<B>Devrimci Siteler</B>
   
 
  Yabancı Bankalar, Özel Dış Borçlar

 

Yabancı Bankalar, Özel Dış Borçlar KORKUT BORATAV

IMF’nin Nisan 2008 tarihli “Dünya Ekonomik Görünümü” başlıklı raporunda (ss. 86-87) şu görüşler yer alıyordu: 

Bölgenin büyümesini ön planda banka kredilerinden oluşan büyük boyutlu sermaye girişleri destekledi; ancak, bu girişlerin daralması büyümeyi köstekleyebilecektir. 2007 ortalarında Batı Avrupa bankalarının bölgedeki varlıkları 1 trilyon dolar civarındadır. Bu bankaların açtığı esnek faizli döviz kredileri hızla arttı ve özel sermaye girişlerinin büyük   bölümü bunlardan oluştu.

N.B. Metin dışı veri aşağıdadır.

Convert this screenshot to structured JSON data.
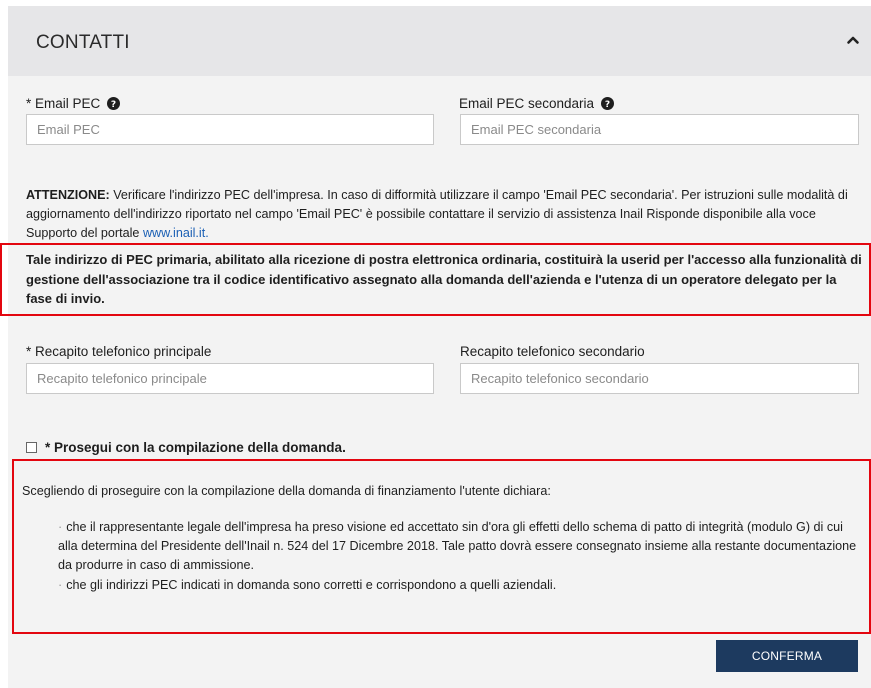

Yabancı sermaye mülkiyetinin en yüksek orana ulaştığı ülkeler, en çok borçlanan ülkelerdir. Daha çok yerel mevduatla beslenen yabancı bankalar, genel merkezlerinde  güçlüklerle karşılaştıkları takdirde, bölge ekonomilerini de kırılganlığa sürükleyebilirler. Üstelik, yabancı krediler  daha çok döviz geliri olmayan sektörlerin finansmanında kullanılmıştır.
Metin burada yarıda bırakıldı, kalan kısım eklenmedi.